Under the Internal Revenue Service code, there are two primary conduits for dark money:501(c)(4)s better known as social welfare organizations and 501(c)(6)s better known as trade associations. According to Open Secrets, the top source of dark money in three of the last four election cycles was the U.S. Chamber of Commerce. (In 2012, the Chamber was third behind American Crossroads which was run by Karl Rove and Americans for Prosperity which is affiliated with the Koch Brothers). The Chamber won’t name its donors, but calls itself “the world’s largest business organization” and an “advocate for pro-business policies.” Since 2010, the Chamber has plowed more than $105 million into elections, including nearly $3 million so far in the 2016 race.
It’s a safe bet that some of the Chamber’s money came from publicly held corporations. The SEC is responsible for setting disclosure rules for these companies. Since 2011, the SEC has been asked repeatedly to adopt a new rule to requiring corporations to tell their shareholders (and by extension, the public) how they are spending money on politics. More than 1.2 million comments have poured in supporting disclosure, according to Public Citizen.
This groundswell has caught the attention of the Republican Congressional leadership, who have pressured the SEC Chair not to work on a political transparency rule. Last year, Congress took the additional step of barring the SEC from finalizing a rule to illuminate dark money by sneaking in a rider to the federal budget.
But hasty drafting has left the SEC some wiggle room. Harvard Law Professor John Coates has examined the budget language and believes the SEC can still work on the rule this year as long as the agency does not finalize it. And given that rule making processes can be long affairs (think of all the long delayed Dodd-Frank and Jobs Act rules), it would behoove the SEC to start work on corporate disclosure rules now, especially since 94 members of Congress have urged them to move ahead.

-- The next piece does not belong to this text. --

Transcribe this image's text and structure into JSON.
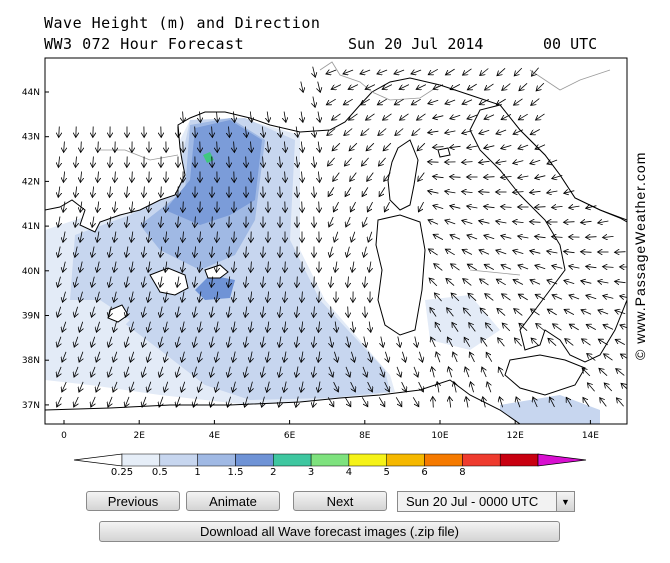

Meanwhile, stockholders are acting on their own. There were 530 stockholder resolutions related to corporate political activity between 2010 and 2014, and more than 100 last year. And New York state’s Comptroller has filed suits under Delaware law seeking more political transparency, most recently, against Oracle.
The Center for Political Accountability and the Zicklin Center of the University of Pennsylvania publishes an annual index of political disclosure by the S&P 500. While 54 per cent of these companies disclose their political spending policies online, “there continues to be resistance to disclosing payments to (c)(4) nonprofit organizations that are permitted to conceal their donors,” the research found. The only way to get uniform disclosure and comparability is through one unified SEC rule.
As the Obama Administration winds down, it’s time for the SEC to think about its legacy. Historically, the SEC is known for bringing more transparency to America’s capital markets. Does the SEC really want to be known as one of the biggest enablers of dark corporate political money?
The views expressed are the author’s own and not necessarily those of the Brennan Center for Justice.